Dallas Hero led a summer campaign to get three charter amendments on the ballot. If approved, they require a minimum of 4,000 police officers and devote excess city revenue to public safety, tie the city manager’s job status and pay bonuses to an annual community survey, and force the city to waive its governmental immunity to allow lawsuits regarding not following local and state laws.
The nonprofit group has said its trio of amendments are necessary tools to improve safety and hold government officials accountable, but city leaders have said the ideas are fiscally irresponsible and detrimental to nearly all city services.
Still, state law mandated the city to include them on the ballot because each petition received more than 20,000 valid voter signatures in support.
After greenlighting the Dallas Hero proposals on Aug. 14, the City Council approved three charter amendments of its own to make clear that the council has the final say on how city funds are appropriated, that the council has the final say on the job status and compensation of the city manager and that nothing written in the charter is intended to waive the city’s governmental immunity from legal action.
Cathy Cortina Arvizu, a voter who signed petitions to get all three Dallas Hero proposals on the ballot, sued the city and most of the City Council last month, alleging that the latter’s proposals were unconstitutional, would confuse voters and shouldn’t be allowed on the ballot.
Arvizu and Dallas Hero filed similar complaints with the Texas Supreme Court and the 5th District Court of Appeals in Dallas, seeking judges’ orders to stop the charter amendment ballots from printing as-is and force the city to remove the counterproposals.
The appeals court dismissed the group’s petition, saying it didn’t have the jurisdiction to grant such an order.
Attorney General Ken Paxton filed a brief with the state Supreme Court supporting the legal challenge by Arvizu and Dallas Hero.
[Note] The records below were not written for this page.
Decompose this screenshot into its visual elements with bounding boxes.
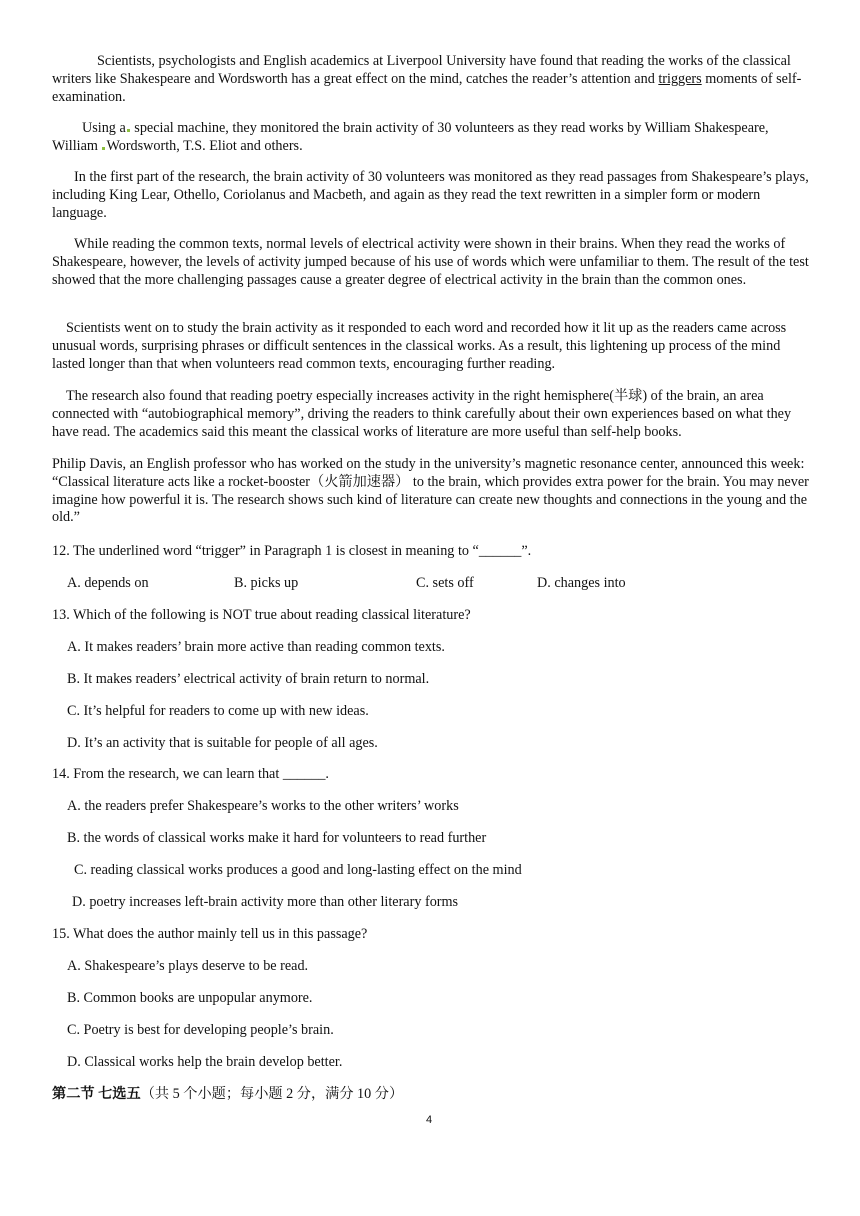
question-13-option-a: A. It makes readers’ brain more active than reading common texts. [67, 639, 445, 655]
question-12-option-c: C. sets off [416, 575, 474, 591]
paragraph-3: In the first part of the research, the brain activity of 30 volunteers was monitored as they read passages from Shakespeare’s plays, including King Lear, Othello, Coriolanus and Macbeth, and again as they read the text rewritten in a simpler form or modern language. [52, 169, 809, 221]
paragraph-5: Scientists went on to study the brain activity as it responded to each word and recorded how it lit up as the readers came across unusual words, surprising phrases or difficult sentences in the classical works. As a result, this lightening up process of the mind lasted longer than that when volunteers read common texts, encouraging further reading. [52, 320, 787, 372]
underlined-word-triggers: triggers [658, 70, 702, 87]
question-14-option-a: A. the readers prefer Shakespeare’s works to the other writers’ works [67, 798, 459, 814]
question-14-stem: 14. From the research, we can learn that ______. [52, 766, 329, 782]
question-12-stem: 12. The underlined word “trigger” in Paragraph 1 is closest in meaning to “______”. [52, 543, 532, 559]
question-13-option-c: C. It’s helpful for readers to come up with new ideas. [67, 703, 369, 719]
section-title: 第二节 七选五 [52, 1086, 141, 1102]
question-15-option-d: D. Classical works help the brain develop better. [67, 1054, 343, 1070]
question-14-option-b: B. the words of classical works make it hard for volunteers to read further [67, 830, 487, 846]
question-12-option-a: A. depends on [67, 575, 149, 591]
question-15-stem: 15. What does the author mainly tell us in this passage? [52, 926, 368, 942]
paragraph-4: While reading the common texts, normal levels of electrical activity were shown in their brains. When they read the works of Shakespeare, however, the levels of activity jumped because of his use of words which were unfamiliar to them. The result of the test showed that the more challenging passages cause a greater degree of electrical activity in the brain than the common ones. [52, 236, 809, 288]
edit-mark [127, 129, 130, 132]
paragraph-2: Using a special machine, they monitored the brain activity of 30 volunteers as they read works by William Shakespeare, William Wordsworth, T.S. Eliot and others. [52, 120, 769, 154]
page-number: 4 [426, 1114, 433, 1126]
paragraph-1: Scientists, psychologists and English academics at Liverpool University have found that reading the works of the classical writers like Shakespeare and Wordsworth has a great effect on the mind, catches the reader’s attention and triggers moments of self-examination. [52, 53, 802, 105]
question-15-option-b: B. Common books are unpopular anymore. [67, 990, 313, 1006]
question-13-stem: 13. Which of the following is NOT true about reading classical literature? [52, 607, 471, 623]
paragraph-7: Philip Davis, an English professor who has worked on the study in the university’s magnetic resonance center, announced this week: “Classical literature acts like a rocket-booster（火箭加速器） to the brain, which provides extra power for the brain. You may never imagine how powerful it is. The research shows such kind of literature can create new thoughts and connections in the young and the old.” [52, 456, 809, 526]
question-14-option-c: C. reading classical works produces a good and long-lasting effect on the mind [74, 862, 522, 878]
question-15-option-c: C. Poetry is best for developing people’s brain. [67, 1022, 334, 1038]
question-15-option-a: A. Shakespeare’s plays deserve to be read. [67, 958, 309, 974]
paragraph-6: The research also found that reading poetry especially increases activity in the right hemisphere(半球) of the brain, an area connected with “autobiographical memory”, driving the readers to think carefully about their own experiences based on what they have read. The academics said this meant the classical works of literature are more useful than self-help books. [52, 388, 792, 440]
question-12-option-b: B. picks up [234, 575, 299, 591]
question-14-option-d: D. poetry increases left-brain activity more than other literary forms [72, 894, 459, 910]
question-12-option-d: D. changes into [537, 575, 626, 591]
question-13-option-b: B. It makes readers’ electrical activity of brain return to normal. [67, 671, 430, 687]
section-note: （共 5 个小题；每小题 2 分，满分 10 分） [140, 1086, 404, 1102]
section-heading [52, 1085, 403, 1103]
question-13-option-d: D. It’s an activity that is suitable for people of all ages. [67, 735, 378, 751]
In a response to the state Supreme Court, city attorneys argued that the purpose and impact of the counterproposals were written clearly and didn’t warrant being changed or dropped from the ballot.
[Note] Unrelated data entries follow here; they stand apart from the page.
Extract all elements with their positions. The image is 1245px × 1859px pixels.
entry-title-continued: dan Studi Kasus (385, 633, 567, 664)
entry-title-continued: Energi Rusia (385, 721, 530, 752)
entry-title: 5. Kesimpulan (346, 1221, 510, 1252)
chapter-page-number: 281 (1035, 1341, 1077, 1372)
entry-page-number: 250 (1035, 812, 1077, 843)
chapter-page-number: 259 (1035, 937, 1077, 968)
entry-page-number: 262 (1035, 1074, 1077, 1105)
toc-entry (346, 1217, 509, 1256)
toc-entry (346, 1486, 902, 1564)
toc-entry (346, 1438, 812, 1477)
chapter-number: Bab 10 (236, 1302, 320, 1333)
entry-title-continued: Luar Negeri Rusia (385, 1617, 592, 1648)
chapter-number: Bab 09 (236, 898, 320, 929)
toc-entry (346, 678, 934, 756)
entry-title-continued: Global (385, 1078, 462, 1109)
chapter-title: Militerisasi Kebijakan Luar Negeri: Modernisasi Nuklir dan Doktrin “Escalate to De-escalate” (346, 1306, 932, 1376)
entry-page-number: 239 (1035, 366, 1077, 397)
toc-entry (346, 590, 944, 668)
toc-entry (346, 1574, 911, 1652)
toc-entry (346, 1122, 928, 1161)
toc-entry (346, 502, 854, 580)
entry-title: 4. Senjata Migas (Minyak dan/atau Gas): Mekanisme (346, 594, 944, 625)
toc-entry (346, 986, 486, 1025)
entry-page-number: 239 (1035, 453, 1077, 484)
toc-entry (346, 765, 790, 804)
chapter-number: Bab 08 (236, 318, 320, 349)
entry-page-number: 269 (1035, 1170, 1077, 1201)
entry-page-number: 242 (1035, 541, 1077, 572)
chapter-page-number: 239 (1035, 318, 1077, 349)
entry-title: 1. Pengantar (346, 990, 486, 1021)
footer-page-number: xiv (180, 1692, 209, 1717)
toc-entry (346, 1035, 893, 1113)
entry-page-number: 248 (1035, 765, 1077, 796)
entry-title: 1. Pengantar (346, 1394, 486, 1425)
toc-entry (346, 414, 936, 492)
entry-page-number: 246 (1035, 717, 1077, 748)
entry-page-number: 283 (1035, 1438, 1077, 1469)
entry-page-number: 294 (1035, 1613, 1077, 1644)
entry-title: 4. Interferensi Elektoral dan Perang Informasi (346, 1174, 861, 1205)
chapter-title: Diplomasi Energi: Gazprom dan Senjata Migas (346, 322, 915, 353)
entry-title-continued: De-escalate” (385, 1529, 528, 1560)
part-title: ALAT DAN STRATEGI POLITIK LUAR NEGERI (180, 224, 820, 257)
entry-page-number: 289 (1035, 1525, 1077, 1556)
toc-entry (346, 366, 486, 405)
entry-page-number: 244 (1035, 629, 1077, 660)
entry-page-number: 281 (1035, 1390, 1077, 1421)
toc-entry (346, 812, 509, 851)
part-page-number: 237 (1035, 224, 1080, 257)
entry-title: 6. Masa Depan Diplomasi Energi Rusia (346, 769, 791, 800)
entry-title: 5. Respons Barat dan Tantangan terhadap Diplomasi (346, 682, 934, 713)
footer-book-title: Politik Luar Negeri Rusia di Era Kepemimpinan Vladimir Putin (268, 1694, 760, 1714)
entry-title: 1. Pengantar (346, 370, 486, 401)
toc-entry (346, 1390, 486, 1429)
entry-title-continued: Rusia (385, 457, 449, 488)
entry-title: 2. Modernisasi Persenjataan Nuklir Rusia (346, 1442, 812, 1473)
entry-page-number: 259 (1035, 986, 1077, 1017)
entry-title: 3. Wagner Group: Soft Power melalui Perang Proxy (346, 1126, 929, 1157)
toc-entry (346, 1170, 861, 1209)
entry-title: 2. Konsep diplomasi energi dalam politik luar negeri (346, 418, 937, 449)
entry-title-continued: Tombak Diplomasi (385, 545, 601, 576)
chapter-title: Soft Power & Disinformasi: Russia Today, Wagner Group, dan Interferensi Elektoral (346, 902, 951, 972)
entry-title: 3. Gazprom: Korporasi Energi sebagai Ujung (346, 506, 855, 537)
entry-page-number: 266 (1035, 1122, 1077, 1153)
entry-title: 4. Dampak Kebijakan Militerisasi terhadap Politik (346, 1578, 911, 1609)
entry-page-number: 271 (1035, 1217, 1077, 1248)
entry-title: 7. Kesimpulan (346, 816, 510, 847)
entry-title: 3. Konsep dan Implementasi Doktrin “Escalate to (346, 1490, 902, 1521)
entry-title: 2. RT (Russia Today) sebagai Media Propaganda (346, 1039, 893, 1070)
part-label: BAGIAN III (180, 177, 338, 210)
In a statement Wednesday, Dallas Hero Executive Director Pete Marocco described the court opinion as validation.
“The Supreme Court of Texas’s vindication of Dallas Hero’s Amendments and striking the City Council’s duplicitous attempts to thwart citizen will is a big win for the residents of Dallas and all the citizens of Texas,” Marocco said.
Voters will still decide on nearly 20 proposed charter amendments in a special election on Nov. 5.